How about posting a link to the online photo, telling your potential customers that it is a link to an official manufacturer image of their product, not your particular item for sale?
That still won't cut it.
Generally, the instant the shutter clicks the copyright to the photo is owned by the photographer (to make it clear, that's the person holding the camera or who put it on a tripod, and no one else) unless it is there is a contract for "work for hire" which most pros are loathe to sign off on anyway.
How enforceable is that copyright? Well, if the guy is a pro and registers his photos with the copyright office, you may very well find yourself deep in financial doo-doo.
See
http://thecopyrightzone.com/
One of those guys is a pro photographer, and the other is a full time copyright attorney Their book is on my bookshelf and I've read it twice. (BTW, I've read up on this stuff, and to me it seems like TimSF knows whereof he speaks).
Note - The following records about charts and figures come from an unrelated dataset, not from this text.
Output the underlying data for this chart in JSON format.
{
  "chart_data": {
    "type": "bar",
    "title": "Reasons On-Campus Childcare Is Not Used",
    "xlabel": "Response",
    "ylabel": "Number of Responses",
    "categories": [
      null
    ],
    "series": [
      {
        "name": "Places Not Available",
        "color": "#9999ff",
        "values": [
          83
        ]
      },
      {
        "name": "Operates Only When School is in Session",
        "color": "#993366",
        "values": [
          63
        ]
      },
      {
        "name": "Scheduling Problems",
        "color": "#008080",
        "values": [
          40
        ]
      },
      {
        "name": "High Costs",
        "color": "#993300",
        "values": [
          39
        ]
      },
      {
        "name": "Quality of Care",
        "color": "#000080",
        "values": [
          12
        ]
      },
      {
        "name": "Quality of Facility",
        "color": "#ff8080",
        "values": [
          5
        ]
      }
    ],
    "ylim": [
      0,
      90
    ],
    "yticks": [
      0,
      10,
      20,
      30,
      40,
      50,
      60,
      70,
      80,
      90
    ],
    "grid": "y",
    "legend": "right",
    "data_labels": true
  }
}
When you hire a photographer most often what you're getting for your money, just as in software licensing, is a license to use that photo or photos for a specific purpose, for a specific circulation, and for a specific period of time.
If someone else wants to use that photo, then you have to pay the photographer for a license that use. Now, sometimes this is remarkably cheap - $1 for for a catalog photo on one of the dollar sites, but it is a legitimate license.
But do not ever just take a photo off the Internet and then use it in your advertising. If the guy is pro, and followed all the registration protocols, to repeat, you may very well end up owing a photographer (and his attorney) well into five figures.
BTW, the book is recommended reading for anyone with even a slight interest it the subject. There is a huge amount of misinformation about it floating around.